Égyptienne aux yeux soulignés de khôl (Musée du Louvre)
Les fouilles archéologiques ont permis de découvrir que les cosmétiques sont apparues il y a au moins 10 000 ans. Des palettes de maquillages et soins pour la peau ont en effet été retrouvés sur plusieurs sites historiques. Les Égyptiens considéraient l’intérêt porté aux soins du corps comme un signe de raffinement. Ils utilisaient des poudres végétales et minérales pour fabriquer des produits de maquillage.
3000 ans avant notre ère, les Égyptiens mettaient leurs yeux en valeur grâce au khôl, qui était fabriqué à base de suie ou de plomb, du fard rouge pour les lèvres et les joues à base de rouge minéral comme le coquelicot et du henné pour colorer les ongles… Et déjà ils appliquaient du carbonate de plomb appelé aussi blanc de céruse sur le visage pour blanchir la peau. Le khôl avait aussi la fonction de protéger les yeux des rayons du soleil et des conjonctivites. Ils savaient aussi fabriquer des masques visage, lotions, crèmes, pommades. Crème pour le corps, soin visage faisait donc déjà partie du rituel beauté des Égyptiens.

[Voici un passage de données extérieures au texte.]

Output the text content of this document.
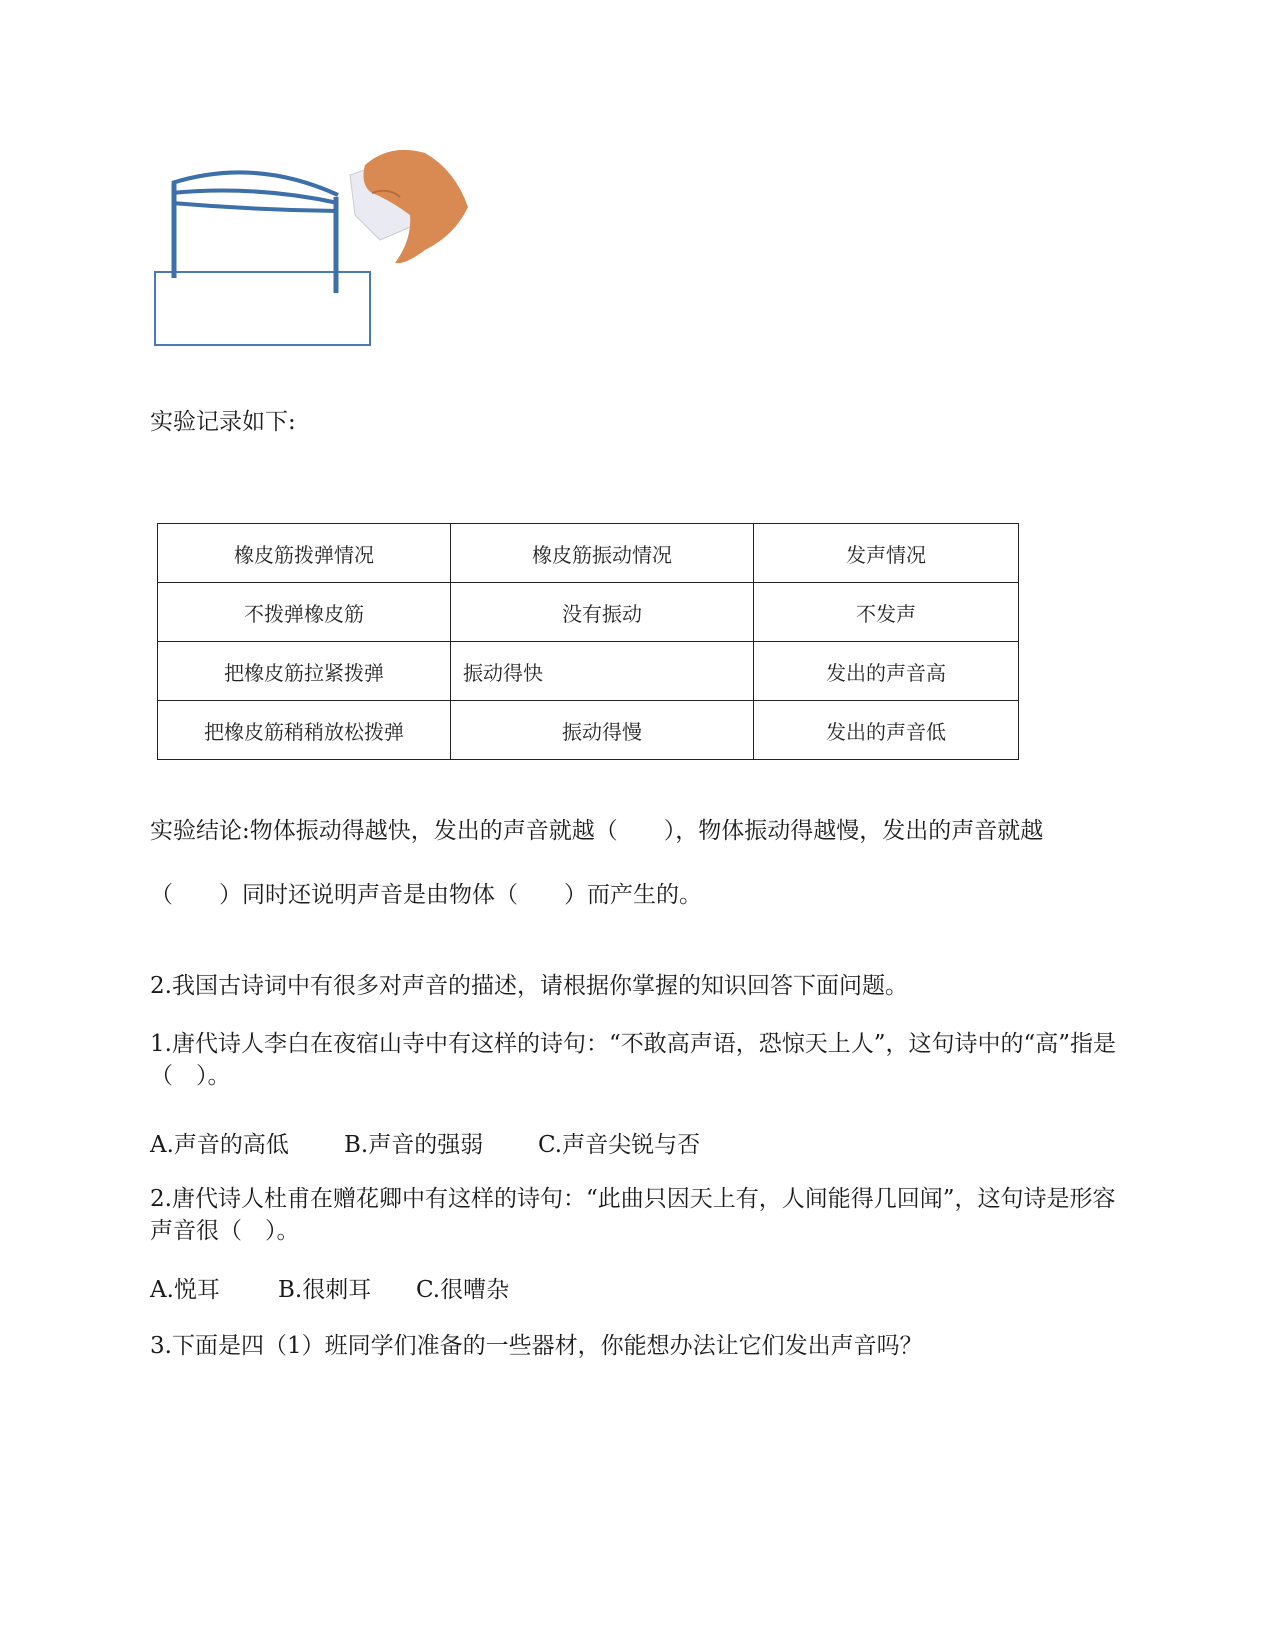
实验记录如下:
橡皮筋拨弹情况	橡皮筋振动情况	发声情况
不拨弹橡皮筋	没有振动	不发声
把橡皮筋拉紧拨弹	振动得快	发出的声音高
把橡皮筋稍稍放松拨弹	振动得慢	发出的声音低
实验结论:物体振动得越快，发出的声音就越（　　），物体振动得越慢，发出的声音就越
（　　）同时还说明声音是由物体（　　）而产生的。
2.我国古诗词中有很多对声音的描述，请根据你掌握的知识回答下面问题。
1.唐代诗人李白在夜宿山寺中有这样的诗句：“不敢高声语，恐惊天上人”，这句诗中的“高”指是（　）。
A.声音的高低 B.声音的强弱 C.声音尖锐与否
2.唐代诗人杜甫在赠花卿中有这样的诗句：“此曲只因天上有，人间能得几回闻”，这句诗是形容声音很（　）。
A.悦耳	B.很刺耳 C.很嘈杂
3.下面是四（1）班同学们准备的一些器材，你能想办法让它们发出声音吗？
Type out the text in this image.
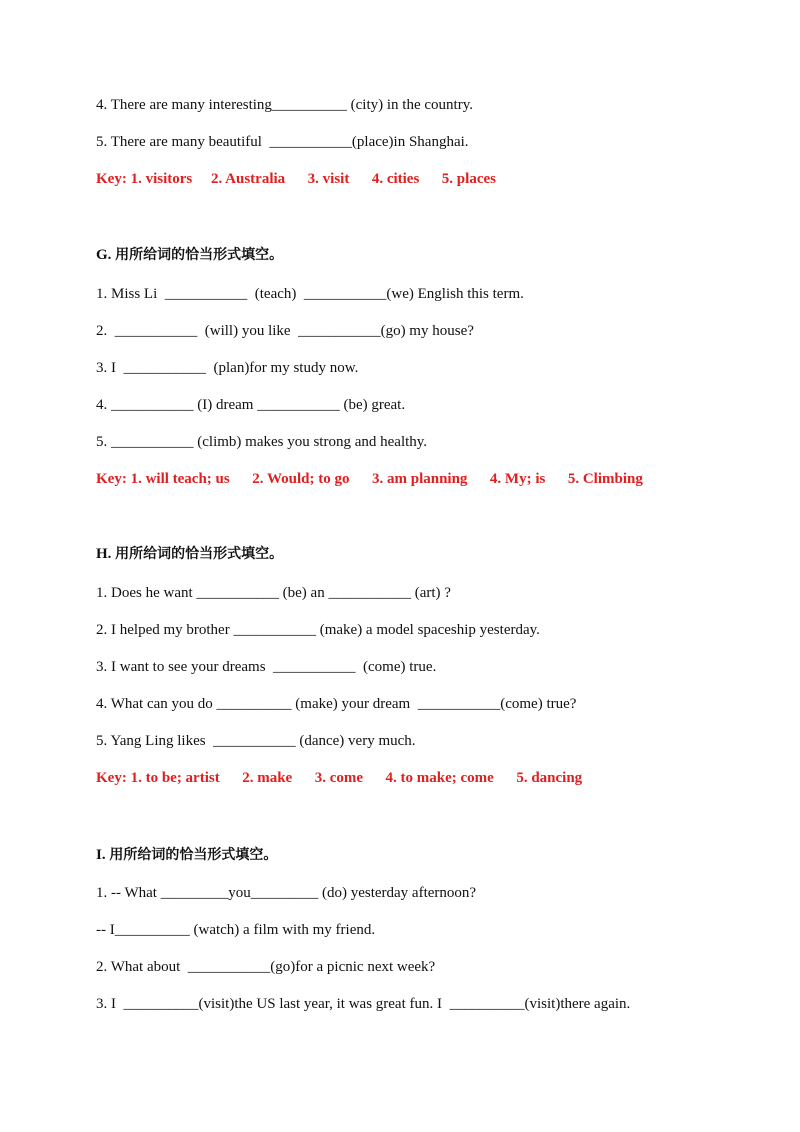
4. There are many interesting__________ (city) in the country.
5. There are many beautiful  ___________(place)in Shanghai.
Key: 1. visitors     2. Australia      3. visit      4. cities      5. places
G. 用所给词的恰当形式填空。
1. Miss Li  ___________  (teach)  ___________(we) English this term.
2.  ___________  (will) you like  ___________(go) my house?
3. I  ___________  (plan)for my study now.
4. ___________ (I) dream ___________ (be) great.
5. ___________ (climb) makes you strong and healthy.
Key: 1. will teach; us      2. Would; to go      3. am planning      4. My; is      5. Climbing
H. 用所给词的恰当形式填空。
1. Does he want ___________ (be) an ___________ (art) ?
2. I helped my brother ___________ (make) a model spaceship yesterday.
3. I want to see your dreams  ___________  (come) true.
4. What can you do __________ (make) your dream  ___________(come) true?
5. Yang Ling likes  ___________ (dance) very much.
Key: 1. to be; artist      2. make      3. come      4. to make; come      5. dancing
I. 用所给词的恰当形式填空。
1. -- What _________you_________ (do) yesterday afternoon?
-- I__________ (watch) a film with my friend.
2. What about  ___________(go)for a picnic next week?
3. I  __________(visit)the US last year, it was great fun. I  __________(visit)there again.
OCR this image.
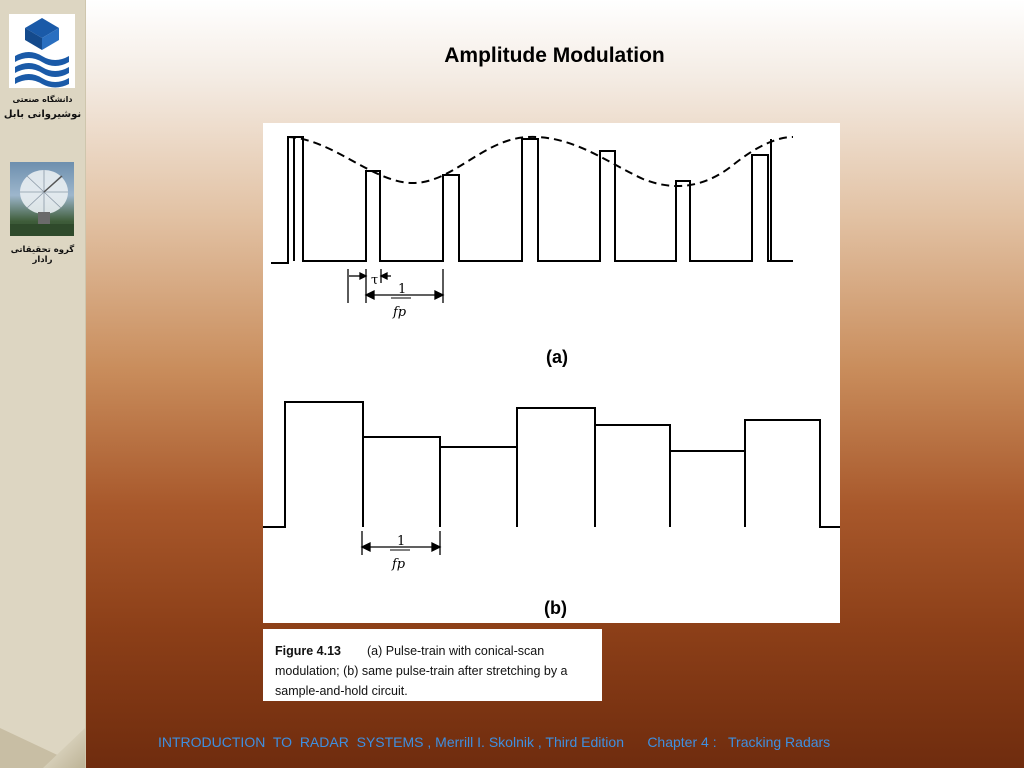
دانشگاه صنعتی
نوشیروانی بابل
گروه تحقیقاتی رادار
Amplitude Modulation
τ
1
fp
(a)
1
fp
(b)
Figure 4.13 (a) Pulse-train with conical-scan modulation; (b) same pulse-train after stretching by a sample-and-hold circuit.
INTRODUCTION  TO  RADAR  SYSTEMS , Merrill I. Skolnik , Third Edition      Chapter 4 :   Tracking Radars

Les romains aussi se passionnaient pour la cosmétique. On retrouve de nombreux conseils beauté dans l’œuvre d’Ovide, notamment “L’art d’aimer” et “Les cosmétiques”. On y parle propreté du corps et des dents. On prend des bains, on se parfume mais surtout, on s’éclaircit le teint avec des onguents à base de corne de cerf et graisse de crocodile et on se maquille les sourcils avec une poudre à base d’œufs de mouches et de fourmis. Les romaines se dilataient même les pupilles à l’aide d’un collyre contenant de l’atropine extrait de la belladone.